My father’s sister had recently moved back home to Little Rock, Arkansas. I received the customary tour on my only visit. In her guest bedroom was a lovely little antique table with a Living Bible-sized, very old, white leather bound photo album resting on a round doily that hung, as it should, off the front of the table forming the perfect semi-circle between the table’s two front legs. It was flanked by a few standing pictures of her parents and siblings I recognized and some candles.

“Ooooo, what is this?”

“It’s a family photo album.”

“Can I look through it?”


“Who’s this?”

”I don’t know.”

“Who’s that?”

“I don’t know.”

“Are they Mahanays?”

“Yes, of course they are.”

“But you don’t know who they are?”


“Are their names on the backs of the photos?”

“I don’t know.”

“You’ve never looked?”


“Can I look?”

“I’d rather you didn’t. They could tear.”

“And that matters?”

“Of course that matters.”

“Does anyone in the family know who these people are?”

“I doubt it.”

"Well, where'd you get it?"

"Grandma and Pop's things."


"KAREN. Don't be ugly."

"So, you never saw it while they were alive?"
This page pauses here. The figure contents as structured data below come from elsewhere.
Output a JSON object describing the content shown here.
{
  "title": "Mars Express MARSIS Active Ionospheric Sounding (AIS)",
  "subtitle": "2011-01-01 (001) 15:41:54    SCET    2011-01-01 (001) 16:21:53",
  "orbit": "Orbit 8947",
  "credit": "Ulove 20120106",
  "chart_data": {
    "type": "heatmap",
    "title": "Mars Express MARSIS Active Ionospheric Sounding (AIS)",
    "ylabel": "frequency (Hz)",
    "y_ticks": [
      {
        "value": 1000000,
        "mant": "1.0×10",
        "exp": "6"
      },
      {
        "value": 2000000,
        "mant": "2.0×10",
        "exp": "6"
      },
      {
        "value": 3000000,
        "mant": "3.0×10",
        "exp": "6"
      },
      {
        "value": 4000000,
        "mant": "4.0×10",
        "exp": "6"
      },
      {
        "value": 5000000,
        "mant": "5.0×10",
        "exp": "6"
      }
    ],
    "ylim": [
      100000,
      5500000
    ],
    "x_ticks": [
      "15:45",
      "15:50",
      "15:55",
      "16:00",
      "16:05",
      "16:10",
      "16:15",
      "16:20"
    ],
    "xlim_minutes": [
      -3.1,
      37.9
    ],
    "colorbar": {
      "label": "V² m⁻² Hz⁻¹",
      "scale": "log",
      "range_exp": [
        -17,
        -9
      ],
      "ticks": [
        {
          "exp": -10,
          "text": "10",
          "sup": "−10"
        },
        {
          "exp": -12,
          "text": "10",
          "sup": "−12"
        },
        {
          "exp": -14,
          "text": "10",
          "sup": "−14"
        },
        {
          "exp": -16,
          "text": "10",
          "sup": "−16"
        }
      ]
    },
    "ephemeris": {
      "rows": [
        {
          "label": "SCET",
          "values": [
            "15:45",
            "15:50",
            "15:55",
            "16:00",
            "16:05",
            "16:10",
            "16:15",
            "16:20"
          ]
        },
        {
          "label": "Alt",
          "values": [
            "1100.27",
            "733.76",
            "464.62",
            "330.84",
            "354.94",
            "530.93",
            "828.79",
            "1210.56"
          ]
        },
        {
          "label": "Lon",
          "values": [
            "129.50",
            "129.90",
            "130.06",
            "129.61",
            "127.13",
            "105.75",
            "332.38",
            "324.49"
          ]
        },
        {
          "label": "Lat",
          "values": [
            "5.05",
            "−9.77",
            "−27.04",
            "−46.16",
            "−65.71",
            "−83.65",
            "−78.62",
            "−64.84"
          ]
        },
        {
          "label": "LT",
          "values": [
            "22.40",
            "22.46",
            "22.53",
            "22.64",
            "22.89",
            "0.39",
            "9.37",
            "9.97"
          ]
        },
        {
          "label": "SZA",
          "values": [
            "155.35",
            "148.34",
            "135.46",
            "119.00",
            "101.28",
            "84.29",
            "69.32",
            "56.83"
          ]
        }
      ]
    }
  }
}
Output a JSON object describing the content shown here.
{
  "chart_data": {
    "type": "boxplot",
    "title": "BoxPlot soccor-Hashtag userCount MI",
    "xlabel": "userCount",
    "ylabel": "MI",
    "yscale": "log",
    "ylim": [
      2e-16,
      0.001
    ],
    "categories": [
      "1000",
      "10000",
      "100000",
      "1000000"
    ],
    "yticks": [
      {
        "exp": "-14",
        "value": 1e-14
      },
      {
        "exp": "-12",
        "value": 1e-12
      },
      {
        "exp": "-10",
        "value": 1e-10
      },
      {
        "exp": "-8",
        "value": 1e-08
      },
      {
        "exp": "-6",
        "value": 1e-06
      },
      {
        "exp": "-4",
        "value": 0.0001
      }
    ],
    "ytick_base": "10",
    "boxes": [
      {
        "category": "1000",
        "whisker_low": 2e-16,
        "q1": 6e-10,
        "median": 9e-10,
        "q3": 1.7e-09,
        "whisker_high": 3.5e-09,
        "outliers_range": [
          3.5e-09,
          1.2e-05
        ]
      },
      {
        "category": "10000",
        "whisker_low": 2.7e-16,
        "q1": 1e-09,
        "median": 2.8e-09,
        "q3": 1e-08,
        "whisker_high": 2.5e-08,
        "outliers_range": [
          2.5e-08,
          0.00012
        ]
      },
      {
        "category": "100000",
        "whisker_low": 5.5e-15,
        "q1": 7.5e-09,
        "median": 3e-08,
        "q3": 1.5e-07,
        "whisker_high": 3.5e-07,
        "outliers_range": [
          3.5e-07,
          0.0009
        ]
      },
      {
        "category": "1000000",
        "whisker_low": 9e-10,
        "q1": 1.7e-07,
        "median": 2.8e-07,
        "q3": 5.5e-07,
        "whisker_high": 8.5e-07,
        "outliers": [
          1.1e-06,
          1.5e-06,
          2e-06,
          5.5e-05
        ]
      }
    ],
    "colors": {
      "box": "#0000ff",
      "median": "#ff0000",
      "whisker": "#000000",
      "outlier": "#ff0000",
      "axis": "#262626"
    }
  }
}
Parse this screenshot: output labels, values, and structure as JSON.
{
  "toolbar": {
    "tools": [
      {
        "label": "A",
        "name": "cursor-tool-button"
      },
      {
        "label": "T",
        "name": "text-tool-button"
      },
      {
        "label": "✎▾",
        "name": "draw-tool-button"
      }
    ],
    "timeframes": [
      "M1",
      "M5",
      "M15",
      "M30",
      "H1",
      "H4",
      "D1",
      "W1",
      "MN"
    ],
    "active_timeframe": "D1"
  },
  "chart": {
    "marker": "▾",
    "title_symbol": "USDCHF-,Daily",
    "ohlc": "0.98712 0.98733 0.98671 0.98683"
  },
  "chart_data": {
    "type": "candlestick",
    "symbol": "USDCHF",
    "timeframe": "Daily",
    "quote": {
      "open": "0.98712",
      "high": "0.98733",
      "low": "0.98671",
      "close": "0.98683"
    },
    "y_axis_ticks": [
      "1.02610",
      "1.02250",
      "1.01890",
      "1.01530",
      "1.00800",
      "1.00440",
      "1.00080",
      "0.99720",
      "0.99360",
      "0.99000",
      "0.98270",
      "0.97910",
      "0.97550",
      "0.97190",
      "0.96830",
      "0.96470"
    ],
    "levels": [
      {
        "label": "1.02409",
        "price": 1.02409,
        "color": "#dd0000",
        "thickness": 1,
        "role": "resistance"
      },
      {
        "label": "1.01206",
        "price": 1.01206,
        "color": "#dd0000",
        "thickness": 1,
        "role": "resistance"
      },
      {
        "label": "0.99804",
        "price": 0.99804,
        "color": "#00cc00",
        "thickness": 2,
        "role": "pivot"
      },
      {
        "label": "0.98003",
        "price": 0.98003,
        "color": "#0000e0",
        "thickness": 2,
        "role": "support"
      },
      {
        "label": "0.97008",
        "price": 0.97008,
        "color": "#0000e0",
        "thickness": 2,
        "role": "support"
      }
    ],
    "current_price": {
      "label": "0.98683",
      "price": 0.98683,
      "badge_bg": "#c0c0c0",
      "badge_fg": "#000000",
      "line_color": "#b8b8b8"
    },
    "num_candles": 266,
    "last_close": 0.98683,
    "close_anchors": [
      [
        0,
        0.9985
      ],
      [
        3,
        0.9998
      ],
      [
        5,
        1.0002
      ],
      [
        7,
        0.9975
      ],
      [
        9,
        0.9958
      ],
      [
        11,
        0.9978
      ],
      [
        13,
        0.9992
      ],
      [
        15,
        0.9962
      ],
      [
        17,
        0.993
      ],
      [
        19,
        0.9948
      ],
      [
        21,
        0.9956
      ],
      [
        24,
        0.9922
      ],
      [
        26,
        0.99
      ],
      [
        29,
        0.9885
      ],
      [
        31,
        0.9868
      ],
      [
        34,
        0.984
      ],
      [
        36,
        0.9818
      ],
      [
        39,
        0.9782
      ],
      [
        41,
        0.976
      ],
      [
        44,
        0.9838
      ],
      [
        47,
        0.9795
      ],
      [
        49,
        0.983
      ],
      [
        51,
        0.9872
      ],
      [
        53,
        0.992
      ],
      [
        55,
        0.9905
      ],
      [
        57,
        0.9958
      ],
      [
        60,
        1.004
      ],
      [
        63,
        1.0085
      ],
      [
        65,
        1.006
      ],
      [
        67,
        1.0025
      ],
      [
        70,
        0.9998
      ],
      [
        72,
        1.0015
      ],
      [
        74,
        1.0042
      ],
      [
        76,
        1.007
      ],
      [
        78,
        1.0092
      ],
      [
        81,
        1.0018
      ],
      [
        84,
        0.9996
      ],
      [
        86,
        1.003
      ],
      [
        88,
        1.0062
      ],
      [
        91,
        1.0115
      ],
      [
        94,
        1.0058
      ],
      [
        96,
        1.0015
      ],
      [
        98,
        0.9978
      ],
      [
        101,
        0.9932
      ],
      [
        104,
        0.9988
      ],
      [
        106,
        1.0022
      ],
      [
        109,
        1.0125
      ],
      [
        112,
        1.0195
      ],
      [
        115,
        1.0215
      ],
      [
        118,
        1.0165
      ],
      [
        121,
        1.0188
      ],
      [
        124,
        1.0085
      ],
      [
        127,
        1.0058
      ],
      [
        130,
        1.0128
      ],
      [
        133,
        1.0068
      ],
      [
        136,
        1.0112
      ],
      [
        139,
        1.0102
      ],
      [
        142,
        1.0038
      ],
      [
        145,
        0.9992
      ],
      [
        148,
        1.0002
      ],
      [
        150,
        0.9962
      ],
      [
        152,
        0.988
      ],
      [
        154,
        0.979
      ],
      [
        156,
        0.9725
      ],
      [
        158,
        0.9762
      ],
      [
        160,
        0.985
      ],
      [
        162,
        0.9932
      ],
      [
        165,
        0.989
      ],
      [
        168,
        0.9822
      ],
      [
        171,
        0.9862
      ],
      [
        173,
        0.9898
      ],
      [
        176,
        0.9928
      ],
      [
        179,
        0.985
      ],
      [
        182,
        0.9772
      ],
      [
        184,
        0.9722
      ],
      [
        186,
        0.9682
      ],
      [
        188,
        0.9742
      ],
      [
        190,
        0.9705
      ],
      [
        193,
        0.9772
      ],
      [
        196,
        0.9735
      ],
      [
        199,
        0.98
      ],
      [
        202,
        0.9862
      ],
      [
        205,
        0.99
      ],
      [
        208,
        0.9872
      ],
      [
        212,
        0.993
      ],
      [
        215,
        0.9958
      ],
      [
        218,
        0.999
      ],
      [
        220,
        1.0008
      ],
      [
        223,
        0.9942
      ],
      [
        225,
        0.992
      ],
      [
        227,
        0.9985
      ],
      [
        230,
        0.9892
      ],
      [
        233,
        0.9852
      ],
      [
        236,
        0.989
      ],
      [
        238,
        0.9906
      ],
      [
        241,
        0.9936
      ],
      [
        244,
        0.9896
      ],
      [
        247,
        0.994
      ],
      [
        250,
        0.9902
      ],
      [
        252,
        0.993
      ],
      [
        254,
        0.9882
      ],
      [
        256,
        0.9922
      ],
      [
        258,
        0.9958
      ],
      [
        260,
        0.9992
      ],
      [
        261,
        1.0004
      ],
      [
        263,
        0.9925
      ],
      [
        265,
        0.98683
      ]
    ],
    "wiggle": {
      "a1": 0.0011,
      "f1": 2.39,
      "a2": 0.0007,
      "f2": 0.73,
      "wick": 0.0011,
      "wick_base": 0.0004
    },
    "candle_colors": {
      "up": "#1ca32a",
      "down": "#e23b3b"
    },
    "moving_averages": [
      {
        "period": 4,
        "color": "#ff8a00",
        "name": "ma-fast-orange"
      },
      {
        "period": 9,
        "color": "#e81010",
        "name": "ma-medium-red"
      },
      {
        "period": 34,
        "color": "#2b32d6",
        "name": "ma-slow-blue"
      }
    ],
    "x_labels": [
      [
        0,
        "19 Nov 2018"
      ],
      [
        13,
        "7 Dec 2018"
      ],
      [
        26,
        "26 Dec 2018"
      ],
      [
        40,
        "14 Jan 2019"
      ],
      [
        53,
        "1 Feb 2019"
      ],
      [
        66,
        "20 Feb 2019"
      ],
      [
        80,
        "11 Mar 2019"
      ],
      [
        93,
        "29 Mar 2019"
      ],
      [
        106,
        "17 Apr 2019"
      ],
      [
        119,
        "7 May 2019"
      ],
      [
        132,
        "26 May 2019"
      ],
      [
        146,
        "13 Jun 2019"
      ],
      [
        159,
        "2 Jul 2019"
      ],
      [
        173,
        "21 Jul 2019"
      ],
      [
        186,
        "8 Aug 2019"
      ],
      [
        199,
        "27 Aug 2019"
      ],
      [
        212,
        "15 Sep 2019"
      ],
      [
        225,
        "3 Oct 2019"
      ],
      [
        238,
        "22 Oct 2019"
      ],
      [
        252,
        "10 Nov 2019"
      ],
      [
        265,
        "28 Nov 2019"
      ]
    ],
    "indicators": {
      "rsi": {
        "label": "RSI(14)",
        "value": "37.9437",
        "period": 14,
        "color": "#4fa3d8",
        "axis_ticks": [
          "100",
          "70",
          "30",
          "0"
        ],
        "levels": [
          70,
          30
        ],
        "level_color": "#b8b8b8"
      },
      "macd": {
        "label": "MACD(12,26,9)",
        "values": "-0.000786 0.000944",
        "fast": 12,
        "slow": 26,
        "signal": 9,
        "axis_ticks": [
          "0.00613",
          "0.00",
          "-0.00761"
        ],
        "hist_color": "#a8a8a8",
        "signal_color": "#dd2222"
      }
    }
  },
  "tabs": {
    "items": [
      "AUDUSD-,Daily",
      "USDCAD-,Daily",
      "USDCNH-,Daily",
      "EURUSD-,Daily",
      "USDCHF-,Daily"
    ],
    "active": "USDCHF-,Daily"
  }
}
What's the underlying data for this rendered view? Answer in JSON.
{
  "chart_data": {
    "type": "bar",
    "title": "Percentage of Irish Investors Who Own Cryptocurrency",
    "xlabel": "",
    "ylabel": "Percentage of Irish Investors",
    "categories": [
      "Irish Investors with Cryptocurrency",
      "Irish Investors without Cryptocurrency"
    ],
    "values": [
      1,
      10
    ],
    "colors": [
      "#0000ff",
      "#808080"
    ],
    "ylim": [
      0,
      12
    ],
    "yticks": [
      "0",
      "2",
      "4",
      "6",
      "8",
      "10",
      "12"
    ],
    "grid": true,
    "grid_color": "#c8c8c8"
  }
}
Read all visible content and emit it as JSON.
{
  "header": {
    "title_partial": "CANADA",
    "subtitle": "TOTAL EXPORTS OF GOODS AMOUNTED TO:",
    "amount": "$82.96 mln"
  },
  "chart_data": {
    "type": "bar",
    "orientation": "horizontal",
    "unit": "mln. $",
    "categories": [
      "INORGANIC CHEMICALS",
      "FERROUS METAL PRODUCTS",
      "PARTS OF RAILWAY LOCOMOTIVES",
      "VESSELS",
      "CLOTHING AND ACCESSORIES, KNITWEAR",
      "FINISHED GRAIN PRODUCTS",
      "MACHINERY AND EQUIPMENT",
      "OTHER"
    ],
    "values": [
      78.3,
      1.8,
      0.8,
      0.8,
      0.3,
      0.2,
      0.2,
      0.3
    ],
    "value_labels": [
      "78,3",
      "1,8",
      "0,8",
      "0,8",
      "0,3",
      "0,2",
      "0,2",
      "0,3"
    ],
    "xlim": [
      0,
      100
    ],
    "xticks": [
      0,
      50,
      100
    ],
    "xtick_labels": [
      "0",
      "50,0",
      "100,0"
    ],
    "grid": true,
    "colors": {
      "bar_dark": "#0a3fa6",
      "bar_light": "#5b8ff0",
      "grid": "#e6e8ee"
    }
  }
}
"No, it was in a box in a closet. It probably had been there for years."


"Can we just go now? I'm hungry."

“Who could we ask?”

“I don’t know. I don’t really want to open a huge can of worms.”


"It'd be a lot of work. I don't want to bother anyone."

"So, you're okay with a shrine to people you don’t know?”

“They’re family.”

"I assume you’re going to pass this album of unknown relatives to your kids?”

“Well, certainly. It’ll be nice for them to have.”

"But it's meaningless."

"You just don't understand family, Karen. You never did."